O Reino de Deus

Por Pastor José

Todos nós já ouvimos falar do Reino de Deus e de algum modo, pensamos em dele participar. Mas será que entendemos o que significa esse reinado Divino que, segundo o Filho do Eterno, é chegado? O que não falta no meio cristão, são teólogos das mais diferentes vertentes. É possível que Deus esteja feliz com tanta gente interessada nos Seus santos ensinamentos. É preciso considerar também, que nunca se viu tanta confusão como as atuais crenças. Mesmo não nos afastando do meio cristão, as interpretações que se dão à Palavra são as mais variadas possíveis. Tudo bem, vivemos num tempo em que temos um sábio em cada esquina. Não seria diferente entre os cristãos, uma vez que eles são como todo mundo.

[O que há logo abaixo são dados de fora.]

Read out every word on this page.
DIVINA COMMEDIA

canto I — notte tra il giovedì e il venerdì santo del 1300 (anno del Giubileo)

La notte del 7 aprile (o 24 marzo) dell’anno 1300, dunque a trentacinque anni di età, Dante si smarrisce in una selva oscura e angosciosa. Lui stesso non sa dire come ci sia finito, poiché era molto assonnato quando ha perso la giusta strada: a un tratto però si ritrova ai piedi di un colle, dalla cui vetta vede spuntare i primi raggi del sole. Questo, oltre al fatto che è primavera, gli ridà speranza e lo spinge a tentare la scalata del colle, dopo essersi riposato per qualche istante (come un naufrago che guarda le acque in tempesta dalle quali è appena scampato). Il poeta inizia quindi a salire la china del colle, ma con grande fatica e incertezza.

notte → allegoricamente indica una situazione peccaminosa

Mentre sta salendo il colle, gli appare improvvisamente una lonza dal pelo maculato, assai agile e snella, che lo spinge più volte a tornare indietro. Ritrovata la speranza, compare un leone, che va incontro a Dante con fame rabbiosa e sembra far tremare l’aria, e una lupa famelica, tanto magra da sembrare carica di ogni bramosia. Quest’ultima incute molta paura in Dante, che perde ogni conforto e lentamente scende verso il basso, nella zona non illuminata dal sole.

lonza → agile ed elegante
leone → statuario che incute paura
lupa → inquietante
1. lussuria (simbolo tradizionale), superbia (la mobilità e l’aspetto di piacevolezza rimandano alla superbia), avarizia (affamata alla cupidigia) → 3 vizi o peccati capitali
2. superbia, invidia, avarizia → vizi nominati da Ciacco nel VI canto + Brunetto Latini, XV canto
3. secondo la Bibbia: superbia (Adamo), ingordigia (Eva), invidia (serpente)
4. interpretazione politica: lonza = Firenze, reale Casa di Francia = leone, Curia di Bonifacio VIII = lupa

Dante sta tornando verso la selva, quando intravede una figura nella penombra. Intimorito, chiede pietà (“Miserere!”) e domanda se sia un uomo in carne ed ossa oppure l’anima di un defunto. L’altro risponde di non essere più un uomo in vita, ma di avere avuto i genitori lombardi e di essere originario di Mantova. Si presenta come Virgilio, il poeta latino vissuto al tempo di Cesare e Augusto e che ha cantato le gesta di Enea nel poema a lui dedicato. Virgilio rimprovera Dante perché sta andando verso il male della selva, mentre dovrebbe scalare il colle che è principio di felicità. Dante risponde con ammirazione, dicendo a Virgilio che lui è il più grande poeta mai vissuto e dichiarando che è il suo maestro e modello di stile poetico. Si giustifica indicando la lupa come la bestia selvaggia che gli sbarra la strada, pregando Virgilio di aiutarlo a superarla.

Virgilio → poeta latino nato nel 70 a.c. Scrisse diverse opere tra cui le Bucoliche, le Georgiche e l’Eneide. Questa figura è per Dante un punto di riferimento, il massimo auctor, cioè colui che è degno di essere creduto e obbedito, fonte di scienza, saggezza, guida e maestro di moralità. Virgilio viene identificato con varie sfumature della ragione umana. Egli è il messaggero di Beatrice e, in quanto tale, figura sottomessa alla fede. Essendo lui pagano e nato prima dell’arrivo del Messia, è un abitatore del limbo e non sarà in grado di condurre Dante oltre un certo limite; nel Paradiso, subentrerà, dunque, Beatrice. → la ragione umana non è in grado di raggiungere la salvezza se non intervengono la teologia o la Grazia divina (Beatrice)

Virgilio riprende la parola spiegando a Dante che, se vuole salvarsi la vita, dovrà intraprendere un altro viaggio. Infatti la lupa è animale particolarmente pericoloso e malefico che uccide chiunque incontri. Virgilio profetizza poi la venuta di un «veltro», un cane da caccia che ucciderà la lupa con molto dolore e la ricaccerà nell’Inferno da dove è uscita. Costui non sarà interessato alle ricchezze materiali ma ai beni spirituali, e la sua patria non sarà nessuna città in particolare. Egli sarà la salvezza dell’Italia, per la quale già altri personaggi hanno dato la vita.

Será mesmo que o Povo de Deus deve ser como os demais homens? Certamente que não! Temos uma Escritura que foi escrita especialmente para nós. E se foi assim, deveríamos nos esforçar para entender os propósitos do Criador, trabalhando para que o que se pensa fosse, de algum modo, unificado. A divisão do pensamento em inúmeras vertentes, embora pareça uma conquista, é também um mal. Não se pode imaginar um barco a remos, com os ocupantes remando um rumo. O destino é o lugar nenhum! Seria isso o que o Eterno espera do Seu Povo. Certamente que não! Há muitas verdades? Uma vez mais, não! Então, é preciso envidarmos esforços para que cheguemos a um processo de convergência, que nos ajude a seguir rumo à unidade.

Uma questão relevante para o Povo de Deus, é a chegada do Reino. Nos tempos de Jesus, o Reino começou a ser anunciado por João Batista. Foi consolidado por Jesus e era esperança dos apóstolos. O Cristo dizia: “é chegado a vós, o Reino”. Ora, o Reino seria material ou algo a ser estabelecido na alma? Jesus disse, também, que o Reino não viria com aparências exteriores. Sabemos que as Escrituras hebraicas falam abundantemente do Reino e elas indicam que ele será estabelecido na Terra. Veja essa passagem: “Os justos herdarão a terra e habitarão nela para sempre”. Citações como essa, estão em diversos livros das Escrituras Hebraicas. O Filho do Eterno contradiria os escritos Sagrados? Certamente que não! Possivelmente nosso entendimento está equivocado. Então, como conciliar as duas afirmativas?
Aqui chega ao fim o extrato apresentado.